The UAS can carry up to 10 pounds of cargo 50 miles, with the company’s flight operations team handling all operations to provide an end-to-end delivery service.
The IPP group will collect data from every mission the VOLY C10 flies, Jackson said, to gain a better understanding of how drone delivery programs can be incorporated into the current transportation infrastructure long-term.
“The goal is to expand across the state and learn how we can safely integrate beyond visual line of sight deployments into the National Airspace,” Jackson said. “We hope to meet the customers’ needs and deliver value in a way that’s safe and garners trust so that we can scale.”
There is no end date on the project, Jackson said. Work has already begun to prepare for flights.

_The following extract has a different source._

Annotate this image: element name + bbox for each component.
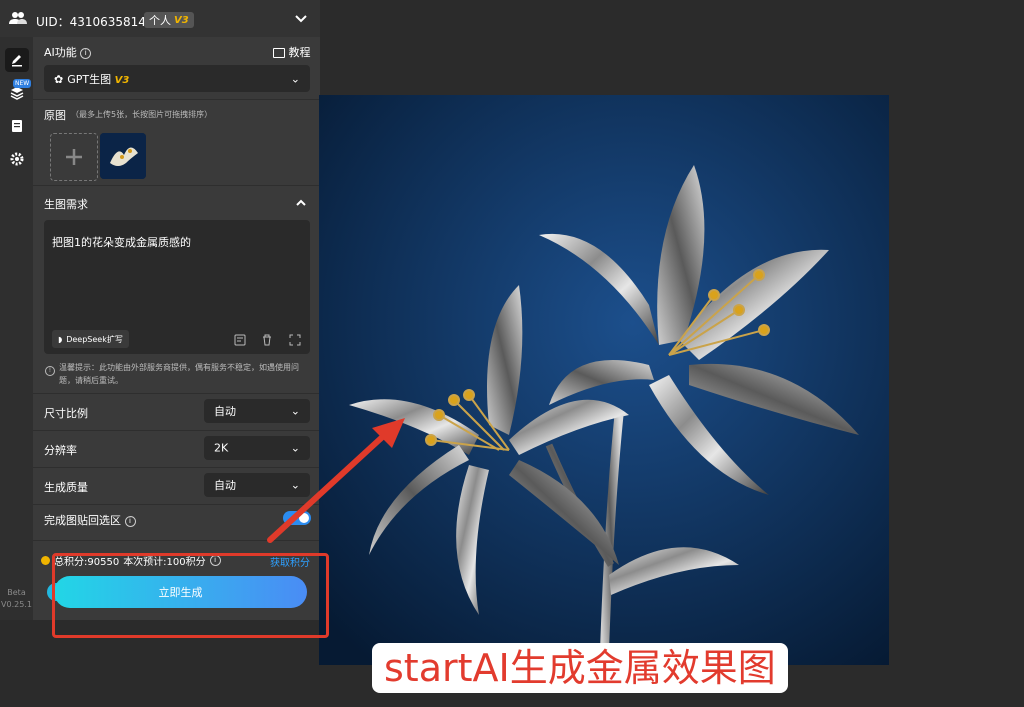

“We are excited to have this opportunity to work closely with the FAA and the N.C. Department of Transportation to help shape how drones fit into our home country’s infrastructure,” Volansi CEO and Founder Hannan Parvizian said, according to a news release announcing the agreement. “We believe that one day, autonomous flight will be as commonplace and accessible as mailing a letter, and Volansi technology will play a pivotal part in this transport revolution.”
One of the challenges to getting there is, of course, regulations, Jackson said, which is what projects and partnerships like this one help shape. The team is taking what he describes as a “crawl, walk, run approach” to build trust with the FAA and the public to show drone cargo delivery “is something that’s valuable and that can be done safely.”